> That said, I want to join Carrol in a rejection of the demand for
> "clear writing". The clarity of a text is not a product of the text;
> rather, clarity is a product of people in a given social context who
> share the same background of knowledge and interest and then use the
> text in their ongoing interactions. Thus a computer programming text
> is not clear to me at all, but it could be a clear text in the culture
> of computer programmers. A chess book using algebraic notation may
> be a fascinating topic of discussion for me and ravi (/Life and games
> of M. Tal /rocks!), but it's just gibberish to people who don't
> participate in the chess culture. In sum: you can't say a text is
> "unnecessarily obscure" until you participate meaningfully in the
> culture that created it.
If you're talking about low level debugging or how to solve partial differentials you need a specialized vocabulary.
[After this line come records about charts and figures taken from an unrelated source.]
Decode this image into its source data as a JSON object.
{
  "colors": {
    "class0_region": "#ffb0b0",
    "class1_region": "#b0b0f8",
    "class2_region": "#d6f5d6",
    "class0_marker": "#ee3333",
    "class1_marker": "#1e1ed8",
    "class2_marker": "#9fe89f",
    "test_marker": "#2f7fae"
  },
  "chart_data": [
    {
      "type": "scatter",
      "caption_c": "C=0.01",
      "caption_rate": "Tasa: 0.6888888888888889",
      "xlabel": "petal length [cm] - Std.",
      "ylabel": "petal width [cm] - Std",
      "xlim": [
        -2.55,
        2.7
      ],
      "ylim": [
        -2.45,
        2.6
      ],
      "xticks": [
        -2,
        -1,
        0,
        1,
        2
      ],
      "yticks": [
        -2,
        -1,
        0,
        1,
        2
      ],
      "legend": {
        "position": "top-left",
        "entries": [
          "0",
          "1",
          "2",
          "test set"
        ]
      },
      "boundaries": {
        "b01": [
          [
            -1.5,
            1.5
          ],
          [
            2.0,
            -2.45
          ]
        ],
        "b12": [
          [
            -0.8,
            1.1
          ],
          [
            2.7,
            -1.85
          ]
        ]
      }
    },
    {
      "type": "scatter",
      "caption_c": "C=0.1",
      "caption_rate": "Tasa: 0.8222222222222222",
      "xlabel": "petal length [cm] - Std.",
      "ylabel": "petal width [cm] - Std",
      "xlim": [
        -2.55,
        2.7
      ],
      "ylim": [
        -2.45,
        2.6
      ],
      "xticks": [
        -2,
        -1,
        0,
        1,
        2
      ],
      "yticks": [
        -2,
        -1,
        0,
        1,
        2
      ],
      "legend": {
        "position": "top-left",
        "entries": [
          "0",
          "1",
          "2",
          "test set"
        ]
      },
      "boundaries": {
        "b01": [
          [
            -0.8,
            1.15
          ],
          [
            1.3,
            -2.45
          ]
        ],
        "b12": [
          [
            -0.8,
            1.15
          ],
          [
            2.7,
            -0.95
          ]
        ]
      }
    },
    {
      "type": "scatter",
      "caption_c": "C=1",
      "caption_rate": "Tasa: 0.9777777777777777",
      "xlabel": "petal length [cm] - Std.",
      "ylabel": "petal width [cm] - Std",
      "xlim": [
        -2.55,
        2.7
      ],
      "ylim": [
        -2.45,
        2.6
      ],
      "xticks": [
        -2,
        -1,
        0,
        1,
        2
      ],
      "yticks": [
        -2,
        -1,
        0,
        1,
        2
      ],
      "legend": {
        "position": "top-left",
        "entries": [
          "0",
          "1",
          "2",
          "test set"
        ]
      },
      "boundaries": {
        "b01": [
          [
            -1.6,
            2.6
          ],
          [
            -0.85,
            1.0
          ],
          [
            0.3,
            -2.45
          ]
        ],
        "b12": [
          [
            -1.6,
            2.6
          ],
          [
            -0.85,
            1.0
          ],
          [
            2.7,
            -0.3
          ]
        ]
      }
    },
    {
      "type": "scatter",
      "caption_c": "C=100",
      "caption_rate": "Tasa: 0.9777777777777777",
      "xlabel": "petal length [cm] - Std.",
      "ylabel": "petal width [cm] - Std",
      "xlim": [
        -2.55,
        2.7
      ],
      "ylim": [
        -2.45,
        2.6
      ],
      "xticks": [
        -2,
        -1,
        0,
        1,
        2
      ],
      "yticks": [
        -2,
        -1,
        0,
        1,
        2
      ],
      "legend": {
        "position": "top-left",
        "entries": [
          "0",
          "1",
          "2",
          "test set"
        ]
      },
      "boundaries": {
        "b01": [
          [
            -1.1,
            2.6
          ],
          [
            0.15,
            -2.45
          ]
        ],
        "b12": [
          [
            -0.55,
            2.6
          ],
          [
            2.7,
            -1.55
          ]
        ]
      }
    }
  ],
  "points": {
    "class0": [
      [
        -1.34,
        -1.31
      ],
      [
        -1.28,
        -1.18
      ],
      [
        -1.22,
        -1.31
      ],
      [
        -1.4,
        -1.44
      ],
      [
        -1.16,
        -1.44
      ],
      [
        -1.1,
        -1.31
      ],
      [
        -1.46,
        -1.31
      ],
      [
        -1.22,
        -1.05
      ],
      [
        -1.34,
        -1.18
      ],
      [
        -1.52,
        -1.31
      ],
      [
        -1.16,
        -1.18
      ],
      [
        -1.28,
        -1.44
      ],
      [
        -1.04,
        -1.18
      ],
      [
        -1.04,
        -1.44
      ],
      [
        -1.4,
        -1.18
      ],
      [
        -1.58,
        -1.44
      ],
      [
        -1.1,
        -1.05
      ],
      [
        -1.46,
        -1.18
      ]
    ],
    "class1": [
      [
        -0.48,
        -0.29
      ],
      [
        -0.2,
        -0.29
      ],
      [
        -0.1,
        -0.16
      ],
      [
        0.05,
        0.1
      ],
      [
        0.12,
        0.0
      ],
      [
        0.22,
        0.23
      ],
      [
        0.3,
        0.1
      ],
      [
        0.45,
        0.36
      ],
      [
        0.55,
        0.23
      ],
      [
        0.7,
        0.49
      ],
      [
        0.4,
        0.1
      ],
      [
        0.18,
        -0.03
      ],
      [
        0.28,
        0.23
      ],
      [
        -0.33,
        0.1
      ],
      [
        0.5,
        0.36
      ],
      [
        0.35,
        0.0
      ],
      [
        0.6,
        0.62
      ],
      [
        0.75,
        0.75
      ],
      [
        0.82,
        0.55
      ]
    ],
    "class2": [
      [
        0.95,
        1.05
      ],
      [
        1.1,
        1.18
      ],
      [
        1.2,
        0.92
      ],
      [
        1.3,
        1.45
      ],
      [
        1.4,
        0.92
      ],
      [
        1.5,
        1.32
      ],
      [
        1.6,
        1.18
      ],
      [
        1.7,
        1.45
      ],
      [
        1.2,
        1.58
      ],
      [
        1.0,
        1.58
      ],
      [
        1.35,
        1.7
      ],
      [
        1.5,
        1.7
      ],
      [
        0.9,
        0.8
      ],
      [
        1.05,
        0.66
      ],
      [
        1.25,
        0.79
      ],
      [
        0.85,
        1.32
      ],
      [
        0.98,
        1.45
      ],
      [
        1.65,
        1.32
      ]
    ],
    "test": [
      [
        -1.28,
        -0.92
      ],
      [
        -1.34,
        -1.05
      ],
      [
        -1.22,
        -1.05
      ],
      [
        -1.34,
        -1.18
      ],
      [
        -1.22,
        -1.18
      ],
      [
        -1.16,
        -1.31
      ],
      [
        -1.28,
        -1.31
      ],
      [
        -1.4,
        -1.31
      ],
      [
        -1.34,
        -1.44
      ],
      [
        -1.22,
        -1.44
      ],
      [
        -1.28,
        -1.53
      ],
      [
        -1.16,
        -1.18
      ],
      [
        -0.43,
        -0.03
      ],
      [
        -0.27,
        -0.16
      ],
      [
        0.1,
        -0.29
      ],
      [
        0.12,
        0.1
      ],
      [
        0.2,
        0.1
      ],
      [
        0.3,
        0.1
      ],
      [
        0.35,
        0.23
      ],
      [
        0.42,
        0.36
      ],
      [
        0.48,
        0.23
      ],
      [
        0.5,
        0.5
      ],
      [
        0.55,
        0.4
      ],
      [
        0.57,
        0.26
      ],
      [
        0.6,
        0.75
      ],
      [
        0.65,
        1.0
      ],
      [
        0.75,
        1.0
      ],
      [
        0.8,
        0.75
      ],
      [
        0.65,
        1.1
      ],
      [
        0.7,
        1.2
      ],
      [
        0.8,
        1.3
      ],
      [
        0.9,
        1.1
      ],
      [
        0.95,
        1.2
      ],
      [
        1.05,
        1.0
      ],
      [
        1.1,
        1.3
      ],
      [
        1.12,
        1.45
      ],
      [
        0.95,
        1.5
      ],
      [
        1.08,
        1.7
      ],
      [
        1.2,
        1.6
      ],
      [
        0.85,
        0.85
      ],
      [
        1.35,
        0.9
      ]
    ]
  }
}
If you're talking about social justice, you need to use words everyone can understand. You need to use words that everyone can understand because if everyone does not participate in creating social justice -- which is a never-ending and a common project -- then you will not get it.
The obscurity of prose in the humanities rose as jobs got scarcer. It was a way to distinguish yourself and lay claim to a certain amount of intellectual capital.
I can go back to ANY literary criticism book written before 1970 and figure out pretty quickly whether the writer has something to say or whether it's bunk. This becomes impossible starting in the late seventies with a lot of "critical" writing.